My great Aunt, Florence Griffin, 1912-2002, stated that all of my 'Griffin' ancestors were buried there. She said that people were given the 'choice' to either have everyone buried in the common grave; or to purchase plots in Assumption. My great grandfather did not want to do that, since he had already paid for the plots on St Joseph's; and did not 'trust' them to put 'his' people in the right graves. My great aunt watched the excavation and her sisters headstone, as well as everyone's, was just thrown in a pile. So I guess you were given a choice.

Kelly Michaels Schaff
Liverpool, NY



Sender: Norman C. Staub, Sr.
Email: normanssr@att.net
Date: 16 & 27 November 2002
Re: St. Joseph's Cemetery and Assumption Cemetery

The OHA [Onondaga Historical Association in Syracuse] has copies of the records from St Joseph's cemetery and the Assumption Cemetery. I had been looking for these for at least four or five years without much luck. Assumption Cemetery told me that they are in the process of computerizing their records, but they haven't finished yet and don't know when they will be available. I was also told that the records of St. Joseph's are at the Franciscan friary in Rensselaer, NY, but when I called there I was put off with the claim that the Archives were being moved and were not available. Thus, finding the cemetery records at the OHA was a welcome surprise. My wife and I copied much new information about members of my family in both cemeteries. The records are on 3 x 5 cards individually written out. I don't know when it was done; apparently a number of years ago.

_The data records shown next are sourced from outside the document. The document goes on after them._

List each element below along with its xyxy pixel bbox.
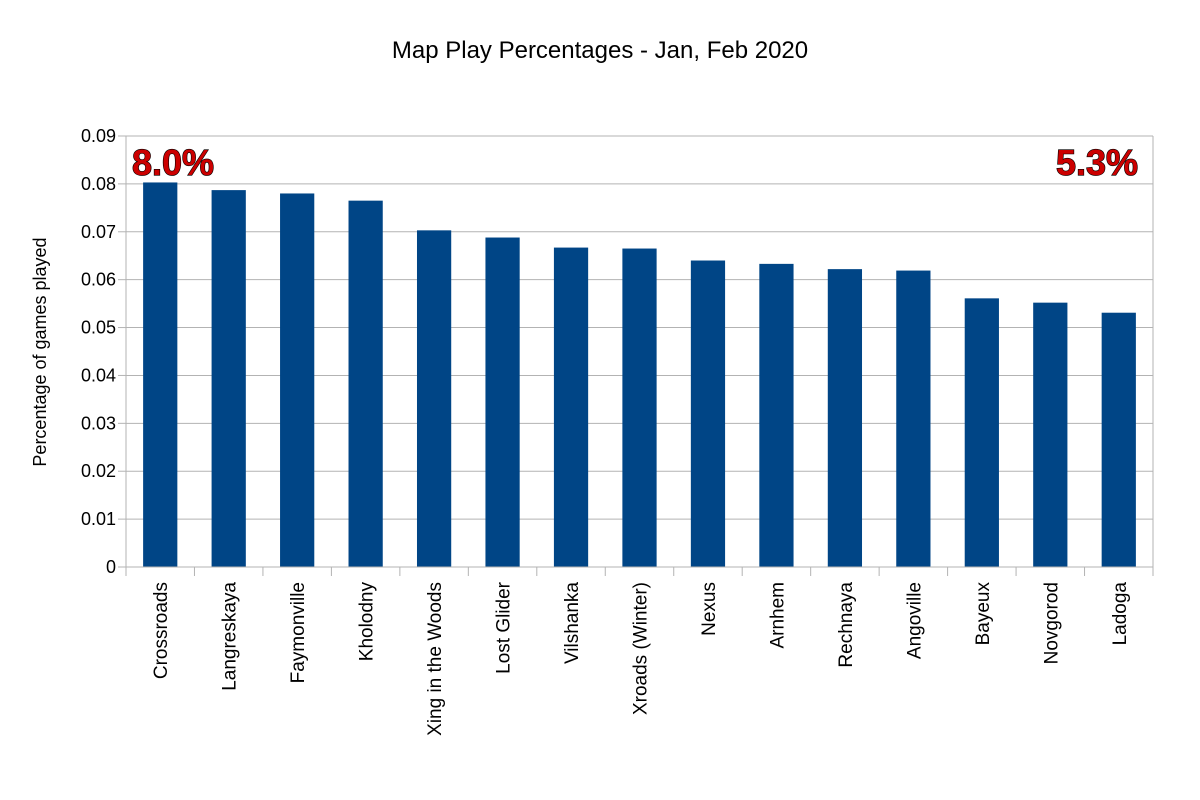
x-tick-labels: Crossroads Langreskaya Faymonville Kholodny… <box>151 581 1131 736</box>
bar-1 <box>211 190 246 567</box>
bar-9 <box>759 263 794 567</box>
bar-8 <box>690 260 726 567</box>
x-tick-label: Vilshanka <box>562 582 583 664</box>
annotation-first-value: 8.0% <box>132 142 214 183</box>
bar-13 <box>1033 302 1068 567</box>
annotation-last-value: 5.3% <box>1056 142 1138 183</box>
bar-6 <box>553 247 589 567</box>
y-tick-label: 0.09 <box>81 126 116 146</box>
y-tick-label: 0.04 <box>81 365 116 385</box>
x-tick-label: Faymonville <box>288 582 309 683</box>
bar-7 <box>622 248 657 568</box>
x-tick-label: Arnhem <box>767 582 788 649</box>
bar-0 <box>143 182 178 568</box>
bar-3 <box>348 200 383 567</box>
y-tick-label: 0.07 <box>81 222 116 242</box>
bar-2 <box>280 193 315 567</box>
x-tick-label: Lost Glider <box>494 581 515 674</box>
x-tick-label: Ladoga <box>1110 582 1131 646</box>
y-tick-label: 0.01 <box>81 509 116 529</box>
x-tick-label: Kholodny <box>357 582 378 662</box>
x-tick-label: Rechnaya <box>836 582 857 668</box>
x-tick-label: Novgorod <box>1041 582 1062 664</box>
y-axis-label: Percentage of games played <box>30 237 50 466</box>
chart-title: Map Play Percentages - Jan, Feb 2020 <box>392 37 808 64</box>
y-tick-label: 0.02 <box>81 461 116 481</box>
x-tick-label: Nexus <box>699 582 720 636</box>
x-tick-label: Xroads (Winter) <box>631 582 652 715</box>
bar-14 <box>1101 312 1136 567</box>
y-tick-labels: 0 0.01 0.02 0.03 0.04 0.05 0.06 0.07 0.08 0.09 <box>81 126 116 577</box>
bar-4 <box>416 230 452 567</box>
x-tick-label: Crossroads <box>151 582 172 679</box>
x-tick-label: Xing in the Woods <box>425 582 446 736</box>
x-tick-label: Angoville <box>904 582 925 659</box>
bars <box>143 182 1136 568</box>
x-tick-label: Bayeux <box>973 582 994 646</box>
bar-12 <box>964 298 999 567</box>
bar-10 <box>827 269 863 567</box>
y-tick-label: 0.03 <box>81 413 116 433</box>
bar-11 <box>896 270 931 567</box>
x-tick-label: Langreskaya <box>220 582 241 691</box>
y-tick-label: 0.08 <box>81 174 116 194</box>
bar-5 <box>485 237 520 567</box>
y-tick-label: 0.05 <box>81 318 116 338</box>
y-tick-label: 0 <box>106 557 116 577</box>
y-tick-label: 0.06 <box>81 270 116 290</box>
axes <box>125 136 1154 576</box>
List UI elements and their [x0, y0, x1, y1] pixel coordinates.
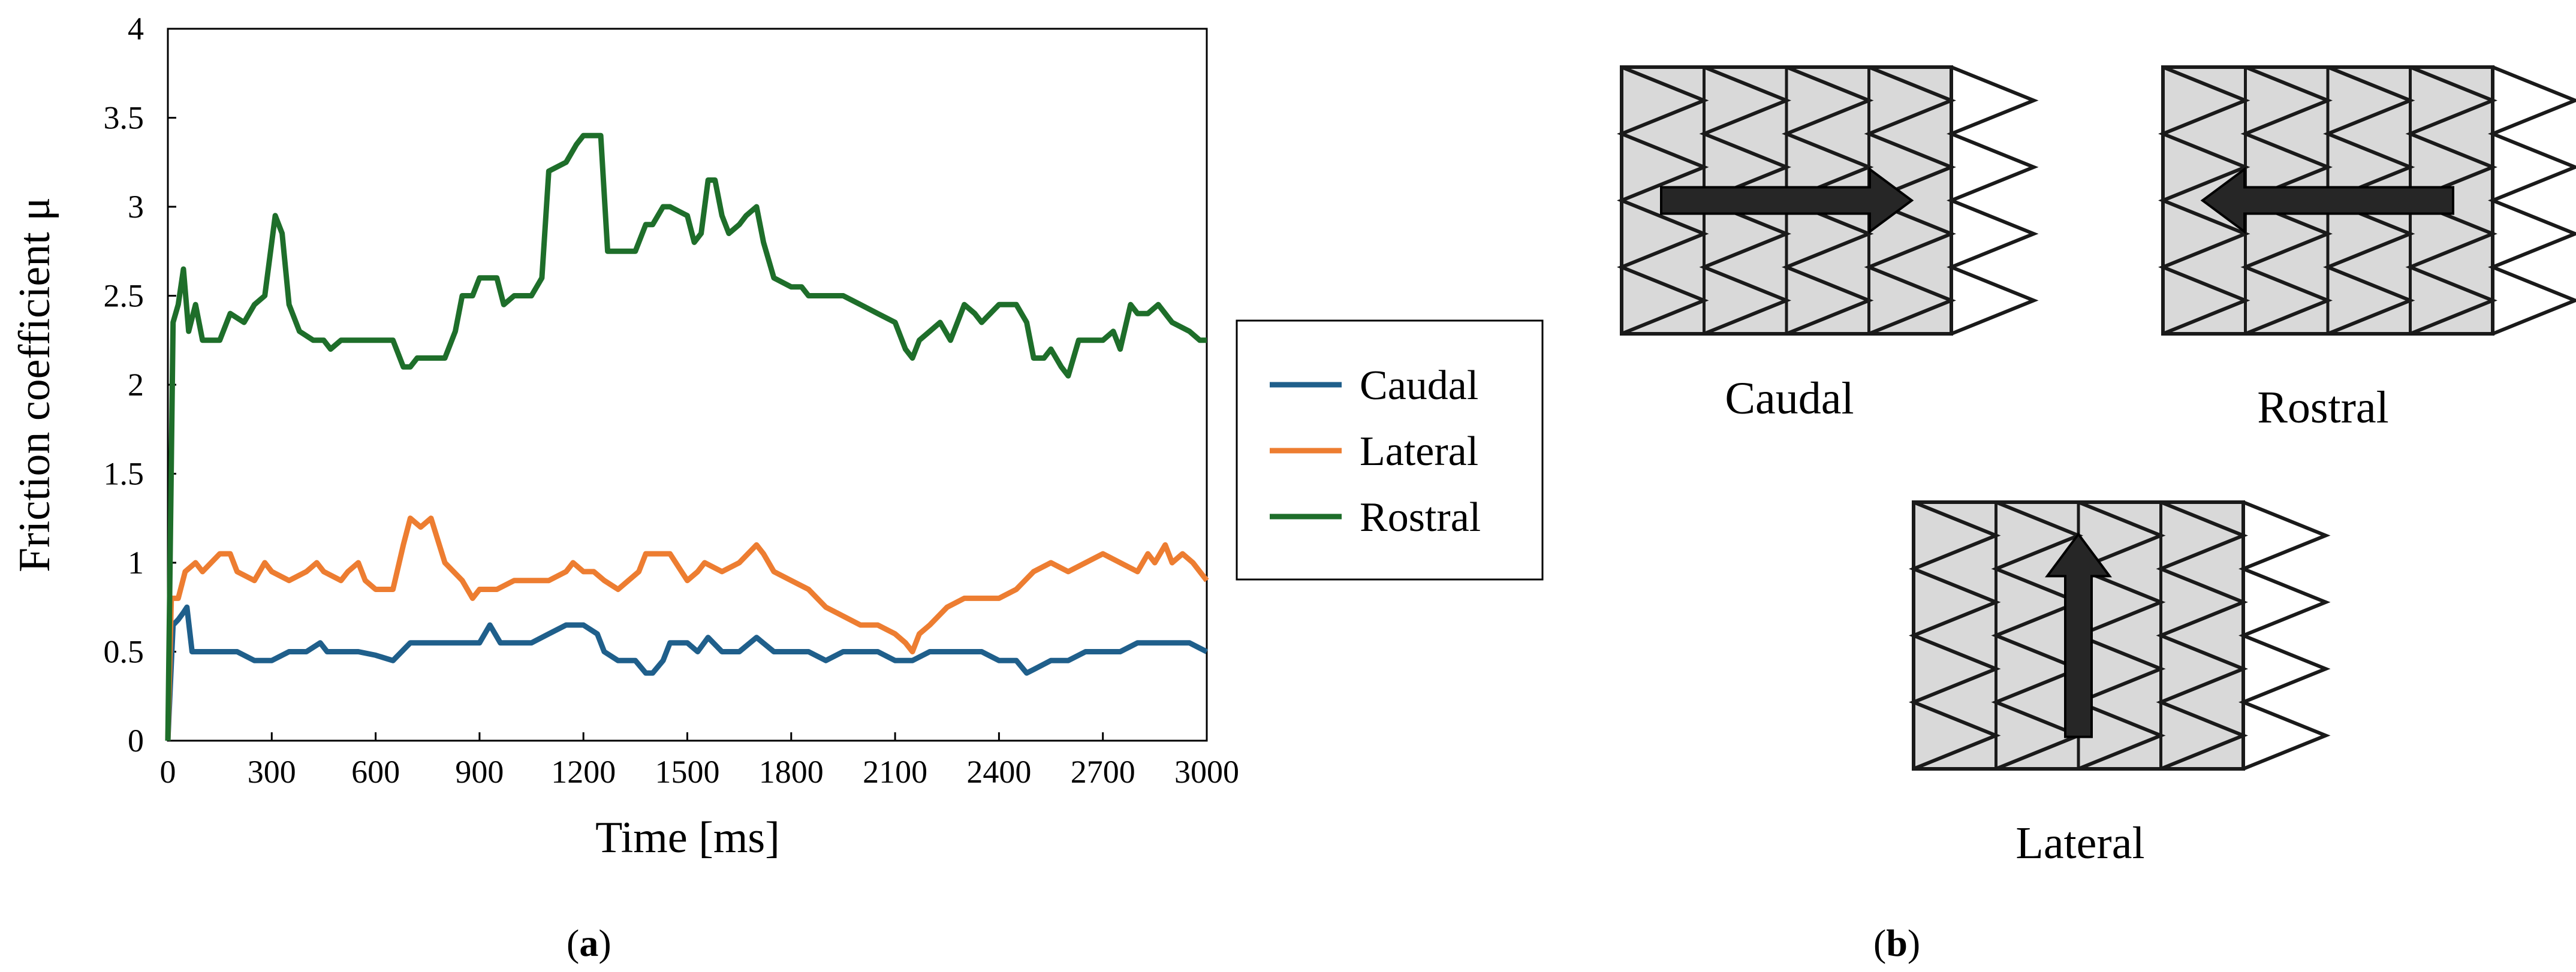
lateral-caption: Lateral	[2015, 818, 2144, 868]
x-tick-label: 2400	[966, 754, 1031, 790]
panel-label-a: (a)	[567, 922, 611, 964]
series-line-caudal	[165, 604, 1209, 741]
x-axis-label: Time [ms]	[595, 813, 780, 862]
y-tick-label: 2	[128, 367, 144, 403]
svg-text:(a): (a)	[567, 922, 611, 964]
plot-frame	[167, 28, 1208, 742]
series-lines	[165, 132, 1209, 741]
legend-label-caudal: Caudal	[1360, 363, 1478, 409]
x-tick-label: 600	[351, 754, 400, 790]
y-axis-label: Friction coefficient μ	[10, 197, 59, 572]
scale-diagram-caudal	[1617, 65, 2039, 336]
scale-diagram-rostral	[2158, 65, 2576, 336]
x-tick-label: 1800	[759, 754, 824, 790]
panel-a-letter: a	[579, 922, 598, 964]
series-line-lateral	[165, 515, 1209, 741]
direction-arrow-icon	[2045, 532, 2112, 738]
direction-arrow-icon	[1660, 167, 1914, 234]
x-tick-label: 300	[248, 754, 296, 790]
x-tick-label: 0	[160, 754, 176, 790]
x-tick-label: 900	[455, 754, 504, 790]
legend-items: Caudal Lateral Rostral	[1270, 363, 1481, 541]
x-axis-ticks: 0 300 600 900 1200 1500 1800 2100 2400 2700 3000	[160, 732, 1239, 790]
y-tick-label: 0	[128, 723, 144, 759]
series-line-rostral	[165, 132, 1207, 741]
scale-chevron	[1909, 500, 2001, 771]
svg-text:(b): (b)	[1873, 922, 1920, 964]
x-tick-label: 3000	[1174, 754, 1239, 790]
x-tick-label: 2100	[863, 754, 927, 790]
y-tick-label: 3	[128, 189, 144, 225]
scale-chevron	[1617, 65, 1709, 336]
y-tick-label: 2.5	[104, 278, 144, 314]
y-tick-label: 1	[128, 545, 144, 581]
legend-label-lateral: Lateral	[1360, 428, 1478, 475]
y-tick-label: 3.5	[104, 100, 144, 136]
y-tick-label: 0.5	[104, 634, 144, 670]
y-axis-ticks: 0 0.5 1 1.5 2 2.5 3 3.5 4	[104, 11, 176, 759]
caudal-caption: Caudal	[1725, 373, 1854, 424]
x-tick-label: 1200	[551, 754, 616, 790]
scale-chevron	[1947, 65, 2039, 336]
y-tick-label: 1.5	[104, 456, 144, 492]
scale-chevron	[2158, 65, 2250, 336]
direction-arrow-icon	[2200, 167, 2454, 234]
scale-chevron	[2488, 65, 2576, 336]
rostral-caption: Rostral	[2257, 382, 2389, 433]
x-tick-label: 1500	[655, 754, 720, 790]
x-tick-label: 2700	[1071, 754, 1135, 790]
scale-diagram-lateral	[1909, 500, 2331, 771]
panel-b-letter: b	[1886, 922, 1908, 964]
y-tick-label: 4	[128, 11, 144, 47]
legend: Caudal Lateral Rostral	[1236, 319, 1544, 581]
legend-label-rostral: Rostral	[1360, 494, 1481, 541]
scale-chevron	[2238, 500, 2331, 771]
panel-label-b: (b)	[1873, 922, 1920, 964]
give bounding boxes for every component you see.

St Joseph Cemetery.... It was opened about 1852. According to the description of German churches on your website, St. Joseph's church was established in 1882; some 30 years later. According to the information I obtained at the Syracuse Roman Catholic Diocesan Archives in 1998, the cemetery was used predominantly by Germans and Irish.

St. Joseph's cemetery, run by the Conventual Franciscan friars, was closed after World War 2, I think. It was never very large, and the Franciscans stopped selling plots in the early 20th-century. People who owned grave sites continued to be buried there, so by WW2, the cemetery was more or less full. It was closed and abandoned by the Franciscans, who obviously felt they no longer had any responsibility to care for it. Over the years, it was overgrown by bushes, vines and trees and seriously vandalized.

Assumption Cemetery, which is much larger, took St. Joseph's place early in the 20th century. About 1962, St Joseph's Cemetery was sold for a shopping center development. All of the graves, I think there were about 6,000, were opened and any remains found were moved by local undertakers to a mass grave in the Assumption Cemetery. I have seen the mass grave site and the monument marking it. Of all the known burials fewer than 500 were ever identified. The abandonment of St. Joseph's has been a real blow to my family because so many of my forebears (Staub, Geiger, Saile) were buried there. As far as I know, their remains were never identified; they must be in the mass grave.